Миниатюрная веснушчатая женщина пыталась пошутить, но никто не улыбнулся.

— Идти все могут? Больные, раненые, немощные есть?

— Это кто тут немощный, а?!

Костистая тетка, уперев руки в боки, сурово уставилась на старлея. Тот поспешил свернуть тему.

— Идти придётся километров двенадцать. Местами по бездорожью.

— Напугал ежа голой жопой!

Улыбки вспыхнули и погасли, как задутые ветром робкие огоньки.

— Вещи у всех с собой? Выступаем! Тарасов, Зинчук, Васильев — в охранение. Задачу знаете. Твердохлеб, Левченко, Очеретько, Вашевич — со мной в голове колонны. Грищенко, Нечипорук, Попов, Гойда — замыкающие. Марьяжинцы — в середину колонны. Разобраться по местам!

Марьяжинцы сориентировались на удивление быстро, без суеты заняв места в середине. Пожитков у них и впрямь оказалось немного. Выдержав короткую паузу, старлей не по-уставному скомандовал:

— За мной — марш!


Шли по ничейной земле. Наша это земля, думал Левченко, наша, а сейчас выходит — ничейная. Вот ведь, а?

Ближняя роща окуталась нежно-зелёной дымкой первой листвы. Беспечно и громко щебетала какая-то пичуга, с восторгом приветствуя весну. Левченко аж заслушался и за этим щебетом не сразу различил посторонний звук.

— Дрон, — бросил Митроха, даже не оглянувшись.

Судя по жужжанию, это был не российский «Орлан». Обычный коммерческий квадрокоптер с камерой. В их роте такие тоже имелись — до недавнего времени два, а вчера волонтёры подогнали третий. На удивление полезная штука. Ну, или вредная — смотря чей это дрон.

Звук приближался, нагонял. Спрятаться под деревьями? Поздно: их уже засекли.

— Подтянись! Продолжаем движение.

Старлей обернулся к Левченко. Тот в ответ покачал головой: ничего, мол. Чуйка молчала. Она срабатывала за считаные секунды до прилёта, иногда — в последний момент, заставляя дернуться в сторону, ощутить горячий ветерок от прошедшей впритирку пули, которая должна была угодить в голову.

Старлей отстал, поравнялся с марьяжинцами.

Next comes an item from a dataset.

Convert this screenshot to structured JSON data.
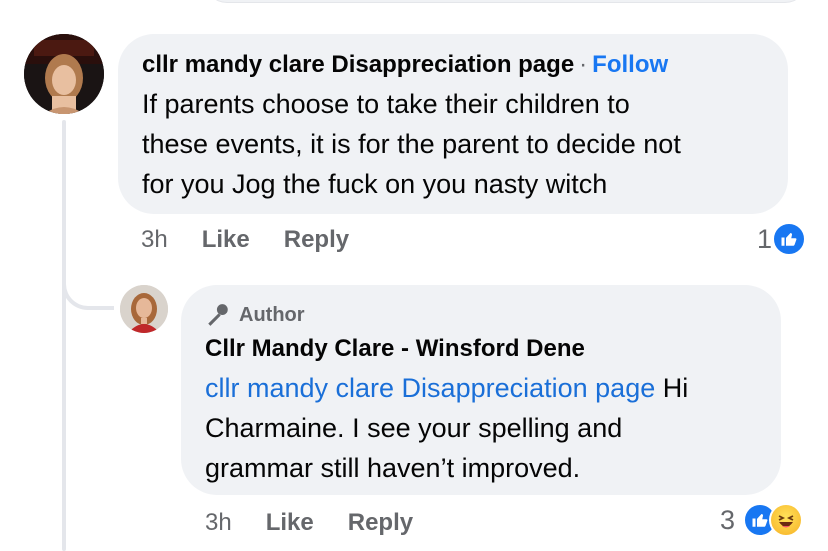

— Услышите команду «Ложись!» или «В укрытие!» — падайте, где стоите. Ползите в ближайшую ямку. Там и лежите, пока не дадим отбой. Всем ясно?

— Ясно…

— Поняли…

— Чего уж тут…

Старлей вернулся в голову колонны. Некоторое время шёл молча, на ходу сверяясь с гугл-картой в планшете — сейчас, когда зловредная станция РЭБ превратилась в груду искорёженных обломков, сеть ловилась исправно. Наконец с удовлетворением кивнул сам себе — водилась за командиром такая привычка — и на ходу обернулся.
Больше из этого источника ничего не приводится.